DÚVIDAS

O verbo na interrogativa direta

Segundo Cândido de Figueiredo, excelente autor português, cujas lições ainda são bastante proveitosas, o verbo das orações interrogativas diretas tem sempre de anteceder o sujeito. Exemplo: «Como pode o homem sublimar a força da libido?» A construção «Como o homem pode sublimar a força da libido?» não teria nenhum apoio nos ensinos do conspícuo mestre lusitano. Se não estou equivocado, ele afirmava que constituía erro colocar o verbo depois do sujeito nas interrogativas diretas. Em minha humílima condição de estudioso da língua portuguesa, concordo com a doutrina dele. Creio que essa é a melhor posição para o verbo nessas construções. Qual é a opinião do Ciberdúvidas? Nas interrogativas diretas, é errado deixar o verbo depois do sujeito?

Muito grato!

Resposta

O consulente não dá referência da obra que refere, nem eu pude localizá-la.
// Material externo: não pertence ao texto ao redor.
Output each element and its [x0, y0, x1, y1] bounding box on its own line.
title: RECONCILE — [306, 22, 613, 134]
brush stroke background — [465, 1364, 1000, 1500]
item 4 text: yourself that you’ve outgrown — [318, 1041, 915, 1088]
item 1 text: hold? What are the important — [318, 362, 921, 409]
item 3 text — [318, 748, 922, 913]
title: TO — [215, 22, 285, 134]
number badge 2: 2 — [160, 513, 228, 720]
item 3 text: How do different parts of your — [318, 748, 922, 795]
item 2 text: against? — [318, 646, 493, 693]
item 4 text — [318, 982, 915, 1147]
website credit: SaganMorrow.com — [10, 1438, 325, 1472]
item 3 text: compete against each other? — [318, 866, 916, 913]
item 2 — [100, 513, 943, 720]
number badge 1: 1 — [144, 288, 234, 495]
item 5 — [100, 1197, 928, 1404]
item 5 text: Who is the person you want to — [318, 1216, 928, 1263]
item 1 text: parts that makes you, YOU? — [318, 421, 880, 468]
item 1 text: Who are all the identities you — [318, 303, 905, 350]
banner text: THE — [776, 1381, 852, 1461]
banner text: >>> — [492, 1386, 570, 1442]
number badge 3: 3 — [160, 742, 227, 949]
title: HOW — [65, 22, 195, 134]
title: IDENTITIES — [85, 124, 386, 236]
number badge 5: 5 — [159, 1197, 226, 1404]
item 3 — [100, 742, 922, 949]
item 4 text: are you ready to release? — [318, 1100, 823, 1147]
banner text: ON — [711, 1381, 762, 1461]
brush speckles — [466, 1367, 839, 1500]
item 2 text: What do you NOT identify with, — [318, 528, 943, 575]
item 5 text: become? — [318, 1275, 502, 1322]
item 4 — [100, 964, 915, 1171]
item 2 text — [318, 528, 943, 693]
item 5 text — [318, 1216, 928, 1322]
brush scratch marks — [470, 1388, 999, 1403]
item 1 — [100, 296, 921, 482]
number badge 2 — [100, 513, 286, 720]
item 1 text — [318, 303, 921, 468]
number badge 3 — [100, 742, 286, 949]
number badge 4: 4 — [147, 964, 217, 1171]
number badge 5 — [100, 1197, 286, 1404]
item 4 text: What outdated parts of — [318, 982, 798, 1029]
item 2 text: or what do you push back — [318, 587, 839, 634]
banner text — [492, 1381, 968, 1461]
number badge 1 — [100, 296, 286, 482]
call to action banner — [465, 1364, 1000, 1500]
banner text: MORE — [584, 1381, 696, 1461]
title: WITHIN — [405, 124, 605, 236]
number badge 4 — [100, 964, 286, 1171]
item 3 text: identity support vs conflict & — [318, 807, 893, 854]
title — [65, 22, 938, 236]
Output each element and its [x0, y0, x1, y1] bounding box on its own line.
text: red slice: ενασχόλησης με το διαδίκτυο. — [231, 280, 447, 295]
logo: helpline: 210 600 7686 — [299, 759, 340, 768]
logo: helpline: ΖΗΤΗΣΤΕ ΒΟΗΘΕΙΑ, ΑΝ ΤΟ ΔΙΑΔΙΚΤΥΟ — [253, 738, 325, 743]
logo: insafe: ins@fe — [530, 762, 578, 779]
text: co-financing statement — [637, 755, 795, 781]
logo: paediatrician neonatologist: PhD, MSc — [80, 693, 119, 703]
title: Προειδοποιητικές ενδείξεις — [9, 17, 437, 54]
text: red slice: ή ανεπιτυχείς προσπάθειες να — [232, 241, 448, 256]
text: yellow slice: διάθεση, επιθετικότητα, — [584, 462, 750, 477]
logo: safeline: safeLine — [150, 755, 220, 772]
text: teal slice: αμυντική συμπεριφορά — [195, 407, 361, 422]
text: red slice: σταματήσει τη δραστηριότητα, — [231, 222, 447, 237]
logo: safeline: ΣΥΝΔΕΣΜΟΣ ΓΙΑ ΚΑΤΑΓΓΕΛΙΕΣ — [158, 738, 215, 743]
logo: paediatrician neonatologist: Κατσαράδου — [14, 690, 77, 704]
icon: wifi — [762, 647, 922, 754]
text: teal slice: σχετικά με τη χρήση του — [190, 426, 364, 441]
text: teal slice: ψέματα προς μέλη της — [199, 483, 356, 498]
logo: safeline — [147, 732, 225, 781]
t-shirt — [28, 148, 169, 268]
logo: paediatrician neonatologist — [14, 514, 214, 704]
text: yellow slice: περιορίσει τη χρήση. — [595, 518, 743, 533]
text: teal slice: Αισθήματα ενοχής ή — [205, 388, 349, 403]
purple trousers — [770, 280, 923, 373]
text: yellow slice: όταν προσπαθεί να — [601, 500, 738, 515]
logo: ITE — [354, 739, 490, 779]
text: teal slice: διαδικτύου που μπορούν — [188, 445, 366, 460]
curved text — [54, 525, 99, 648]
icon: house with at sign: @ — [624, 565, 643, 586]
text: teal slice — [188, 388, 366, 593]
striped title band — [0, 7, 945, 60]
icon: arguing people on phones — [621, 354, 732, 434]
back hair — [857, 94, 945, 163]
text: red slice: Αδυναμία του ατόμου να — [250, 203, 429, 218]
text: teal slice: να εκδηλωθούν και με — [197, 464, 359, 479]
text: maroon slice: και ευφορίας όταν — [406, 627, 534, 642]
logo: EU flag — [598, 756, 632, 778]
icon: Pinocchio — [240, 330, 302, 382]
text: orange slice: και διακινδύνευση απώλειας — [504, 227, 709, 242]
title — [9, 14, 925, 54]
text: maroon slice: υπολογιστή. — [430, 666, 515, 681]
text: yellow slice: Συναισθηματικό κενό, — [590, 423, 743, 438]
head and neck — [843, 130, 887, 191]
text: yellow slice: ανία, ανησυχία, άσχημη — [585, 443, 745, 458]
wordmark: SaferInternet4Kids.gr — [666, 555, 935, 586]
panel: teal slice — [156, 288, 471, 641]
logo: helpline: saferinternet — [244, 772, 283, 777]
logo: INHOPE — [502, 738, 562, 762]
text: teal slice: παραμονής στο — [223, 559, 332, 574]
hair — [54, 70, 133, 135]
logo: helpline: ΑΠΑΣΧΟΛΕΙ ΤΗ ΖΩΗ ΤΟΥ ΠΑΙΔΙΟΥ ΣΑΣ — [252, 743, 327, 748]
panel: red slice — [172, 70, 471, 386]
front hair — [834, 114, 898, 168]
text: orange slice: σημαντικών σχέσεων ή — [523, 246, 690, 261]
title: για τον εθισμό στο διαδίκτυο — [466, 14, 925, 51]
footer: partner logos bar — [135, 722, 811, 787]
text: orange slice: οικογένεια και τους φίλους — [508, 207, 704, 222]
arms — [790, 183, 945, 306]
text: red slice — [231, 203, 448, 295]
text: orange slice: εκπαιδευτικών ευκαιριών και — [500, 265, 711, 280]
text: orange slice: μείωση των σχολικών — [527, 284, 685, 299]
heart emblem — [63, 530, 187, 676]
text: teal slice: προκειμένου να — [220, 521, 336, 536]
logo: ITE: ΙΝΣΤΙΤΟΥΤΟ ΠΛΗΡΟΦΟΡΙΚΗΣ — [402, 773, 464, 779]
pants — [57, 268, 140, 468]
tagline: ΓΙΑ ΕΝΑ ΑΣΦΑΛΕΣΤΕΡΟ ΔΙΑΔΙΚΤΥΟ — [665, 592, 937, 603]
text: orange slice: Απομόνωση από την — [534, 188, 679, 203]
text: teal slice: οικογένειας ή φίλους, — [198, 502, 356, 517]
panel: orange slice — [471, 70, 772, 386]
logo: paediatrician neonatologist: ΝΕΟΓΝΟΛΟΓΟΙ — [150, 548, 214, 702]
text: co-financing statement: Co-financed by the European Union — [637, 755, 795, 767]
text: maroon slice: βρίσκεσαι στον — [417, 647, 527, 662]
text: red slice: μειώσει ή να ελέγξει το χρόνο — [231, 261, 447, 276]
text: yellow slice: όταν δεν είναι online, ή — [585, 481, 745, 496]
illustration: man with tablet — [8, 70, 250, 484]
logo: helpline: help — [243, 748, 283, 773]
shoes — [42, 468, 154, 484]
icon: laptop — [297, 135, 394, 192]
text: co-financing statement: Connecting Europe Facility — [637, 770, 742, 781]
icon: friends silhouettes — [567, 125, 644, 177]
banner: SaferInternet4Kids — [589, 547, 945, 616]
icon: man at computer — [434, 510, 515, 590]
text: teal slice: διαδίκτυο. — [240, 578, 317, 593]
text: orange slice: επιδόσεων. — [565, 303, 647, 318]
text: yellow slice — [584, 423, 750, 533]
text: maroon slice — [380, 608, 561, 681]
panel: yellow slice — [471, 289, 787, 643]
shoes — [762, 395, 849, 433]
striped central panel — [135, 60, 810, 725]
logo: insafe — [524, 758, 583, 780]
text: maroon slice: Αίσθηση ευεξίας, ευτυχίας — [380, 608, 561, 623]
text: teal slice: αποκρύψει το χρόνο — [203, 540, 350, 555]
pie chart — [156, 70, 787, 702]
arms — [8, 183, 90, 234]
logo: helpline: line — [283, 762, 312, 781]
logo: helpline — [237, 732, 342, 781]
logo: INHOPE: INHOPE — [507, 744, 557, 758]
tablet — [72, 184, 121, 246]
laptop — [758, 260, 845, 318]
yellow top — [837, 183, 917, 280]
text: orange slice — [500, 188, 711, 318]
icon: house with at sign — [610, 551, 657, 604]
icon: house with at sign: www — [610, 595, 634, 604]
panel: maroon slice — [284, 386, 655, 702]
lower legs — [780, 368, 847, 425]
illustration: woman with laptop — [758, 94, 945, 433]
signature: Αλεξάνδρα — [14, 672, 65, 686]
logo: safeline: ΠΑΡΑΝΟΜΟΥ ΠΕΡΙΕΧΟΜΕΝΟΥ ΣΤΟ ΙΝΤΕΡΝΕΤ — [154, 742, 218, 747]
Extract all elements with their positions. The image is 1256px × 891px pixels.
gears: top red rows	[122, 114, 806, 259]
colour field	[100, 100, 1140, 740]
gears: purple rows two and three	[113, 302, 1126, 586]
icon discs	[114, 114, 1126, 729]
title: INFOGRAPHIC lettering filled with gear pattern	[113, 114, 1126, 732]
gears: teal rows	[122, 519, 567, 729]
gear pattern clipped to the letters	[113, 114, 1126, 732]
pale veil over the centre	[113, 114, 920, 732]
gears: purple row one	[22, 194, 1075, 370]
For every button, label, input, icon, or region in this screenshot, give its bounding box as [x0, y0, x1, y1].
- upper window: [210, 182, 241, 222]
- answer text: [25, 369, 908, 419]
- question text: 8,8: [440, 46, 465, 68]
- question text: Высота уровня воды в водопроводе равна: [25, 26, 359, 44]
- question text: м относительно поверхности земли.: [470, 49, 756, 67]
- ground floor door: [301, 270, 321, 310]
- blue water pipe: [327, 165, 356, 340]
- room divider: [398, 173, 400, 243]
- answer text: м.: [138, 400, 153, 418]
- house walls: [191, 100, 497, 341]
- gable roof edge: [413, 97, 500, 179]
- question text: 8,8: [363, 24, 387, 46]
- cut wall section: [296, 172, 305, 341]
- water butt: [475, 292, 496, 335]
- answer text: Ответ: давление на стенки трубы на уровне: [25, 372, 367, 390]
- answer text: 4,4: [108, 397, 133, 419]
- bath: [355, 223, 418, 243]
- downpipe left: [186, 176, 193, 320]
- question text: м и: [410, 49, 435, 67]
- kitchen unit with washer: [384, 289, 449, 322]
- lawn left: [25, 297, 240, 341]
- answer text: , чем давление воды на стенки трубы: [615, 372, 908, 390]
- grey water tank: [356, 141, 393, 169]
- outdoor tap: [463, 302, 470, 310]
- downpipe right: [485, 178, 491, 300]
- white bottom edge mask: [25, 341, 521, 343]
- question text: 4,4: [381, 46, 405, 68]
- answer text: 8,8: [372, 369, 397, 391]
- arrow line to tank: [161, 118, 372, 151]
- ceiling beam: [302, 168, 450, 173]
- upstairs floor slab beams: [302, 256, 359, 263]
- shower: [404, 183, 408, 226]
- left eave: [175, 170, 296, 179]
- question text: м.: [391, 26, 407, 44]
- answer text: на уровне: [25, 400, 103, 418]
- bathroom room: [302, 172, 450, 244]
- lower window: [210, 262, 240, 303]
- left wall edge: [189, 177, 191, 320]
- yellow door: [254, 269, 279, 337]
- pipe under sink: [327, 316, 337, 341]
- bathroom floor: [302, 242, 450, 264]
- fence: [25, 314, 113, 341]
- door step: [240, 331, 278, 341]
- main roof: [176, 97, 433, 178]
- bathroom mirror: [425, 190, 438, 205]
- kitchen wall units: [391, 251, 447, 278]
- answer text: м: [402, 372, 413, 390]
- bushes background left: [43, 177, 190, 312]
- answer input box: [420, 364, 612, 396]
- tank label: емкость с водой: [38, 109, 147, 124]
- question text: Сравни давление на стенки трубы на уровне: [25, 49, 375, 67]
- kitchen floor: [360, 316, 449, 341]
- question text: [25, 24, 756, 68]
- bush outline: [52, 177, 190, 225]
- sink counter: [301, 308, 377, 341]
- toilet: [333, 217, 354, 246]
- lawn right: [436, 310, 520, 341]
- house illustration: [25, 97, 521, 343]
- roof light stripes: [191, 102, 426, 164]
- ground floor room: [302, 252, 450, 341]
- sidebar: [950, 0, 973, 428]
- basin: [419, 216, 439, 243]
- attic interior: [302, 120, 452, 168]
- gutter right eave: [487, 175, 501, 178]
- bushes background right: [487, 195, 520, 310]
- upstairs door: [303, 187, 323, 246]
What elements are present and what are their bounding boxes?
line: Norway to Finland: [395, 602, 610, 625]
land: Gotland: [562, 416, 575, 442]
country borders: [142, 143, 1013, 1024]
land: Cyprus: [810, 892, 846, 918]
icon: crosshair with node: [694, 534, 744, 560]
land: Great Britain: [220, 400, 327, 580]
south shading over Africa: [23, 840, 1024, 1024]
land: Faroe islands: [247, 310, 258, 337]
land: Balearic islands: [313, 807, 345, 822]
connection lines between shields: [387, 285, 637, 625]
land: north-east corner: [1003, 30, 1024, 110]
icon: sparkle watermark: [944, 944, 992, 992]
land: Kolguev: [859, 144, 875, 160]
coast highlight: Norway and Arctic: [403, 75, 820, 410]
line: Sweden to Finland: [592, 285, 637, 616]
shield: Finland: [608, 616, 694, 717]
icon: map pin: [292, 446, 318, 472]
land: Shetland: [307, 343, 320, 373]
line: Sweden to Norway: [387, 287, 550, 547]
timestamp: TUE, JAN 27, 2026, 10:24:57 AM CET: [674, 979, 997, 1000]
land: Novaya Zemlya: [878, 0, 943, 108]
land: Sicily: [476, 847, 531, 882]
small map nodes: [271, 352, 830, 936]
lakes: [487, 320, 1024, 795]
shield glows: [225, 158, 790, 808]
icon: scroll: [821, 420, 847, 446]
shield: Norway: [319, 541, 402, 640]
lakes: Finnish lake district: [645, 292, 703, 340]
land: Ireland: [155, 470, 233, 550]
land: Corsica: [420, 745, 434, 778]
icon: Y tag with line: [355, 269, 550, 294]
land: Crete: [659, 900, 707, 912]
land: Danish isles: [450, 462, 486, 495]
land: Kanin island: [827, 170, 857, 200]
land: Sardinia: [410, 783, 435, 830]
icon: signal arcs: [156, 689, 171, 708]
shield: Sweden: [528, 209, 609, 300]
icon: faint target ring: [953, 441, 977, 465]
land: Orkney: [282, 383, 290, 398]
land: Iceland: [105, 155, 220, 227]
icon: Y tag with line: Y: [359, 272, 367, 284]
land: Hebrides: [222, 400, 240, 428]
De qualquer modo, o que o gramático português Cândido de Figueiredo enunciou, numa perspetiva prescritivista, sobre a ordem frásica em frase interrogativa é confirmado pela descrição do uso vigente do português europeu em gramáticas mais recentes — e também por dados do português do Brasil, mas neste caso a par da aceitação do seu caráter opcional.

Por exemplo, na Nova Gramática do Português Contemporâneo, Celso Cunha e Lindley Cintra afirmam (1984, pág. 163):

«A inversão VERBO + SUJEITO verifica-se em geral:

a) na orações interrogativas:

Que fazes tu de grande e bom, contudo?

(Antero de Quental, SC, 64.)

Onde está a estrela da manhã?

(Manuel Bandeira, PP, I, 233.)»;

Contudo, há exceções a este uso, conforme se assinala na Gramática da Língua Portuguesa de M.ª Helena Mira Mateus et al. (2003, pág. 471):

«São gramaticais as interrogativas com constituintes [...] nominais, adverbiais ou quantificadores isolados (que, o que, onde, quando, como, qual), pouco informativos, "não dicursivamente ligados", em posição inicial quando o sujeito [...] [,] realizado lexicalmente, aparece em posição pós-verbal [«(O) que estiveste tu a fazer»; «Onde trabalha a Maria?»; «O que leu a Maria?»].

Quando os constituintes interrogativos são formados por especificador ou quantificador interrogativo e por um N [= nome] realizado lexicalmente (que + N, qual + N, quanto + N), isto é, quando têm uma estrutura mais "pesada", mais complexa, mais informativa ("discursivamente ligados"), a alteração da ordem de palavras não é obrigatória para a maioria dos falantes do português europeu, embora para alguns os exemplos sem inversão continuem a ser marginais [«Quantos livros Maria leu?»/«Quantos livros leu a Maria?»].

Por outro lado, nas interrogativas com é que, o SN sujeito pode ocupar a posição pré ou pós-verbal:

[...] Onde é que a Maria trabalha?

[...] Onde é que trabalha a Maria?»

Contudo, em relação ao português do Brasil, a inversão parece ser opcional mesmo com constituintes interrogativos "leves", conforme se depreende do que diz Evanildo Bechara na Moderna Gramática Portuguesa (2002, pág. 585):

«Nas interrogações introduzidas por pronomes e advérbios (quem, que, o que, quanto, qual, como, quando, onde, por que), o verbo vem em geral antes do sujeito, desde que este não seja o pronome interrogativo:

Quem veio aqui? (quem sujeito)

De quem falava você quando chegamos?

Como foi ele passar nessa encrenca?

Usa-se, ainda, neste caso, sujeito antes do verbo ou a palavra interrogativa no fim da oração:

De quem você falava?

Ele comprou o quê?»

Um dos exemplos de Bechara sobre a ausência de inversão de sujeito poderia ser interpretado como resultante da ocorrência de um constituinte interrogativo "pesado" (recorrendo à terminologia de Mateus et al., op.cit.), uma vez que «de quem» inclui uma preposição além do pronome interrogativo. No entanto, Bechara nada acrescenta que permita essa inferência, pelo que o passo citado se presta a ser interpretado como a possibilidade de generalizar-se, sem que isso constitua um erro, a construção sem inversão de sujeito em contexto interrogativo, quando se trata do português do Brasil.